On Saturday 23 May at about 8.30 pm the electricity interconnectors that link us to grids across the Channel were humming. France was supplying us with 152 MW and the Netherlands were supplying 466 MW. Meanwhile, however, the UK was supplying Belgium with 688 MW.
The cables across the English Channel can only use direct current (DC), and the grids on both sides of the water use alternating current (AC). So the 600-odd megawatts of electricity coming from France and the Netherlands had to be converted from AC to DC and then back again. A somewhat larger supply of power was, at the same time, sent to the Belgian interconnector, where it was converted to DC for its journey back across the water. At the other side it was converted back to AC for injection into the Belgian grid.

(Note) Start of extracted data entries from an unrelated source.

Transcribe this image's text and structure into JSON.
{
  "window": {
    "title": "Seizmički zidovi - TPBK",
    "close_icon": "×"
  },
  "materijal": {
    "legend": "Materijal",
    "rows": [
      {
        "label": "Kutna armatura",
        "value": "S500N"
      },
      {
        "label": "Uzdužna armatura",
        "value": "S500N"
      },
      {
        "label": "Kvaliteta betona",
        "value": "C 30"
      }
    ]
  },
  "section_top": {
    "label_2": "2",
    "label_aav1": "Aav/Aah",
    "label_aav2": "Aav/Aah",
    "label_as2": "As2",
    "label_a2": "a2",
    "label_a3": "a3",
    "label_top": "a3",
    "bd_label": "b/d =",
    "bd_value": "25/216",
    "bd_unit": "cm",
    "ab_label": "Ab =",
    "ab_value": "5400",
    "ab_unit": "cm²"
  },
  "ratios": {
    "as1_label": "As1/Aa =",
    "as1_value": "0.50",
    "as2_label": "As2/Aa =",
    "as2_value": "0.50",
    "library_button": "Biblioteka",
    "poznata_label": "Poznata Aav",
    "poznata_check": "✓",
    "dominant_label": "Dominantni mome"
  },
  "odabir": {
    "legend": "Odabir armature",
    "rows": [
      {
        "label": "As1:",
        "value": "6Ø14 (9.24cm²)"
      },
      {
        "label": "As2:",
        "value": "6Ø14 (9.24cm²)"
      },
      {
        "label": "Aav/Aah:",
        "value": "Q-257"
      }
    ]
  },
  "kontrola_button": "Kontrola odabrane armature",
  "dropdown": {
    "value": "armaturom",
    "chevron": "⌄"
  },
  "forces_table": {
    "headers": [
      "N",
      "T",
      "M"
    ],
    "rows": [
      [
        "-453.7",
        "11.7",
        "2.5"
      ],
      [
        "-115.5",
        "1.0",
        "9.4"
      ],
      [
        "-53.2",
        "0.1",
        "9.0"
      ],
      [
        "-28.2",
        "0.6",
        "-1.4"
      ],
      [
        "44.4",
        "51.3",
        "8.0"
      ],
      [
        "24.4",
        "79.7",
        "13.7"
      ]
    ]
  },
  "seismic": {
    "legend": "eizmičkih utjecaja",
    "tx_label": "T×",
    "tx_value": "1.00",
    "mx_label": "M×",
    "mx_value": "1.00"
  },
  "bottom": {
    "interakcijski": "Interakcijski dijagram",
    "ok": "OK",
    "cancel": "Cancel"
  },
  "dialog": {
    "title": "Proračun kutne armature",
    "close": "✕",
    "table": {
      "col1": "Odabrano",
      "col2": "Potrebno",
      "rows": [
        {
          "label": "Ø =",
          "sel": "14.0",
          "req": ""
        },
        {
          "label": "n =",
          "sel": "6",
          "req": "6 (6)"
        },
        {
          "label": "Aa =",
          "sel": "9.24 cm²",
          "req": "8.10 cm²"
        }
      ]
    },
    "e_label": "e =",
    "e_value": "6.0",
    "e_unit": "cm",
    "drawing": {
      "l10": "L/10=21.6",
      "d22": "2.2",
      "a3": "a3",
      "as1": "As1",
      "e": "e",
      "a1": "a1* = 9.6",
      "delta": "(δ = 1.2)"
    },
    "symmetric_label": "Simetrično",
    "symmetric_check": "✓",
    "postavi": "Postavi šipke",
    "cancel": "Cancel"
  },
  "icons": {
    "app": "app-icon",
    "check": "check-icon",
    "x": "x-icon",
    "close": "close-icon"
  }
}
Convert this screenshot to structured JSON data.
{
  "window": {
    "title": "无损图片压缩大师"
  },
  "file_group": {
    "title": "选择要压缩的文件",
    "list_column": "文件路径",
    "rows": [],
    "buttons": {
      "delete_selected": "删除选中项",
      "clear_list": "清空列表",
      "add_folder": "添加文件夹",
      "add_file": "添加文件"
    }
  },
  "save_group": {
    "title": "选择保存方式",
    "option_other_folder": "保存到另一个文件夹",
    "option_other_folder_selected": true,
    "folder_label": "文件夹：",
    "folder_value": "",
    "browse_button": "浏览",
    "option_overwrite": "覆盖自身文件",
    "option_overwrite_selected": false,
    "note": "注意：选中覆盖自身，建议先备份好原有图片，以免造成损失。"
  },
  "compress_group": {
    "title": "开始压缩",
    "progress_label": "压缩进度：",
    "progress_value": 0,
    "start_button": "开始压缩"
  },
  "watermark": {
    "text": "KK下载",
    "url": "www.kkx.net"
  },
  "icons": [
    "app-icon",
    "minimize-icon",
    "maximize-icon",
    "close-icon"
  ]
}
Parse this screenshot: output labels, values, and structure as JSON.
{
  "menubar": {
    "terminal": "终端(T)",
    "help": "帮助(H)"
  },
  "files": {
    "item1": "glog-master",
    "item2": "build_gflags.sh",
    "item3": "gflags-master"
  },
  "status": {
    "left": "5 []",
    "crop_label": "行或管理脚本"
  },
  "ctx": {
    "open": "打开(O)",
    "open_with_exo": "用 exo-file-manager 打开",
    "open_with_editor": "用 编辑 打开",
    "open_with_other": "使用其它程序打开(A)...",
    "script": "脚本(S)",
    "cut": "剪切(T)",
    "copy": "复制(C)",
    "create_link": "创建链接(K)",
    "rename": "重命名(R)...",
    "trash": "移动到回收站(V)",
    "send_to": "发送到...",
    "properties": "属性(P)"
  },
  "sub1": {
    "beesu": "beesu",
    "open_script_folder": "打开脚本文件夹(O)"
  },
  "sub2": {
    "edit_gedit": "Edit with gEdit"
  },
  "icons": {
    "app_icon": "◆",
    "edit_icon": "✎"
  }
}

But each step along the way involves energy losses. For electricity that does the full trip, from the Netherlands to the UK to Belgium, the conversion process is only 90% efficient. So 60 MW of electricity is simply being converted to heat and lost; at the windspeeds prevailing that weekend, this is the equivalent of the output of 150 onshore wind turbines.
And who pays for those losses? Why of course we, the electricity consumers, do.
Mike Travers CEng, MIMechE, FIET is a retired electrical engineer, having worked in the Royal Engineers, the hydroelectric sector, and in manufacturing industry.